Great Danes need at least 20-30 minutes of exercise daily. Moderate walks and play sessions in a secure area will satisfy their exercise requirements. Access to a spacious, fenced yard provides a good outlet for this breed.


The short coat of the Great Dane requires minimal grooming. Use a rubber brush weekly to remove loose hair and distribute skin oils. Check and clean ears regularly. Trim nails as needed.


Great Danes respond very well to consistent, reward-based training. Early socialization and obedience classes are highly beneficial in bringing out their best qualities. House training may be challenging with puppies due to their large size. Crate training aids the process.

Health Concerns

Potential health issues seen in Great Danes include gastric torsion, cardiomyopathy, joint dysplasia, and bone cancer. Reputable breeders screen for health conditions. Proper nutrition, exercise and regular vet visits are essential. Average lifespan is 7-10 years.


  • Great Danes cannot give birth naturally due to their large size and must deliver by cesarean section.
  • Great Danes make an excellent choice for experienced dog owners thanks to their loyal and gentle nature.
  • Great Danes thrive as indoor dogs and do not tolerate temperature extremes well due to their short coat.
  • The average lifespan of a Great Dane is short due to health issues like bloat and cardiomyopathy.
  • Due to their large size, Great Danes require strong leash training and manners.
  • The Great Dane originated in Germany where they were bred as hunting dogs and dog fighters.


The Great Dane originated in Germany and was bred to hunt large game like wild boar. Their roots can be traced back thousands of years to ancient Tibetan Mastiffs. German nobles admired the breed’s imposing stature and refined appearance. Great Danes came to Britain and America in the late 1800s and quickly gained popularity. They were accepted by the AKC in 1887.

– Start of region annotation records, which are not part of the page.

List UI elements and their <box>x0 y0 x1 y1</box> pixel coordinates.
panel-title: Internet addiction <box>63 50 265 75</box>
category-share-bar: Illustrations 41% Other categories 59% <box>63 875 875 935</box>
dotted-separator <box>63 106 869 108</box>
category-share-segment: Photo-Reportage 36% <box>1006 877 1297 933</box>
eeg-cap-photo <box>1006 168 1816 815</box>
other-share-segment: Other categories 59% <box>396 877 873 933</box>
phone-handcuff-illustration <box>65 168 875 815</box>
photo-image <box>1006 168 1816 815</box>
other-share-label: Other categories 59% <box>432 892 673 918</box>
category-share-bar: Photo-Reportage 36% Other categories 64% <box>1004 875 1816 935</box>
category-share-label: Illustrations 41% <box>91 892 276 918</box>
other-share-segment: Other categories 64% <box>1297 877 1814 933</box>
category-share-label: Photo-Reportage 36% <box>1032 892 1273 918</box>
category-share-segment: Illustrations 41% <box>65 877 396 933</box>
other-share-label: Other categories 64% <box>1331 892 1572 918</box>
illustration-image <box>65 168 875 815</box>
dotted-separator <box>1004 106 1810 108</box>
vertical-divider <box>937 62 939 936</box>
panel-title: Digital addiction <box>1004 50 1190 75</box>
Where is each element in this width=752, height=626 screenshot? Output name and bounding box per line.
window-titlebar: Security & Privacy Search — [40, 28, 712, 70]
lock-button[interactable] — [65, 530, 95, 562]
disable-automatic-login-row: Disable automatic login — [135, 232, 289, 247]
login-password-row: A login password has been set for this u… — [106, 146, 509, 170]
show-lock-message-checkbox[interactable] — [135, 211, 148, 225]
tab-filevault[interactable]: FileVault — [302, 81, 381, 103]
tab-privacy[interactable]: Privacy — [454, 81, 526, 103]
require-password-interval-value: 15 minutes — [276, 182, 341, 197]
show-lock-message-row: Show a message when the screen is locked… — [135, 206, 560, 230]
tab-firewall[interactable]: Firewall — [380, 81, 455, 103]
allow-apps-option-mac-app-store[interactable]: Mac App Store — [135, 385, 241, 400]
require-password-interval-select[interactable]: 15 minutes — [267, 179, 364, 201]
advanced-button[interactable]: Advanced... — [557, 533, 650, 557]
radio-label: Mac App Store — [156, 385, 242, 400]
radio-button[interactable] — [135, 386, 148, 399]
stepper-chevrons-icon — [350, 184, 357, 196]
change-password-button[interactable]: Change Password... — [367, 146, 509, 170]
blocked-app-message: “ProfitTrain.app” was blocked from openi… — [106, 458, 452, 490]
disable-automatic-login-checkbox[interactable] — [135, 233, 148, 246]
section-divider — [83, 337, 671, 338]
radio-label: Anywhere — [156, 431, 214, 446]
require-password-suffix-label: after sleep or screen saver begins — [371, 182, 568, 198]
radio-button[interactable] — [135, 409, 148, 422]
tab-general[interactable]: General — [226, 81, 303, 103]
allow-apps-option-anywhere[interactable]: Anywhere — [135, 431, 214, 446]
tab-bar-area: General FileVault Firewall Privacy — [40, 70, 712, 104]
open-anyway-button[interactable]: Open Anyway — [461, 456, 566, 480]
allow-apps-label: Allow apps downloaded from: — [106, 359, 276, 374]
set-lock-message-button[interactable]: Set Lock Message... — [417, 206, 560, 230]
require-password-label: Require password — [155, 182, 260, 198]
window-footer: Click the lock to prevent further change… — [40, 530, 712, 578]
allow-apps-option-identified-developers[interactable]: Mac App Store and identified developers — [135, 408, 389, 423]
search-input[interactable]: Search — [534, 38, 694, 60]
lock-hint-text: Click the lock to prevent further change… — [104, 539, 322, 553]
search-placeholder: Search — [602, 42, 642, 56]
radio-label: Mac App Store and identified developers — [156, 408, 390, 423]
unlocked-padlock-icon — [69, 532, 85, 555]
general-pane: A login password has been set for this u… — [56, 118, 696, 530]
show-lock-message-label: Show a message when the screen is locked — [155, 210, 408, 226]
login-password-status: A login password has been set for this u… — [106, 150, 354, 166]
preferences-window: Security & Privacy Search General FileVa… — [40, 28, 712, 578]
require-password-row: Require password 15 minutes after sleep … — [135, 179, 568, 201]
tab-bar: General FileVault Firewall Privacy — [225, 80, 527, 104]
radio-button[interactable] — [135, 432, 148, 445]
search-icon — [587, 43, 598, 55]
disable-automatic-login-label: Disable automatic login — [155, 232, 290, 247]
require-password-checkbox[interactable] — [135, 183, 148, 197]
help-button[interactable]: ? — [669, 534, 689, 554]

Is a Great Dane the Right Dog For You?


  • Gentle, dependable nature
  • Devoted family companion
  • Minimal grooming needs
  • Intelligent and trainable

Potential Cons

  • Require significant space
  • Prone to health problems
  • Short lifespan of 7-10 years
  • Large food consumption

Best Homes

Great Danes thrive in homes with ample room both indoors and outdoors. Families able to provide enough exercise do best with this breed. Their patient, amiable temperament allows them to succeed in households with children and other pets. Great Dane owners must be prepared for their extensive space and veterinary needs. When properly socialized and cared for, the Great Dane is a wonderful addition to most families. Their sweet, loyal nature makes up for their short lifespans.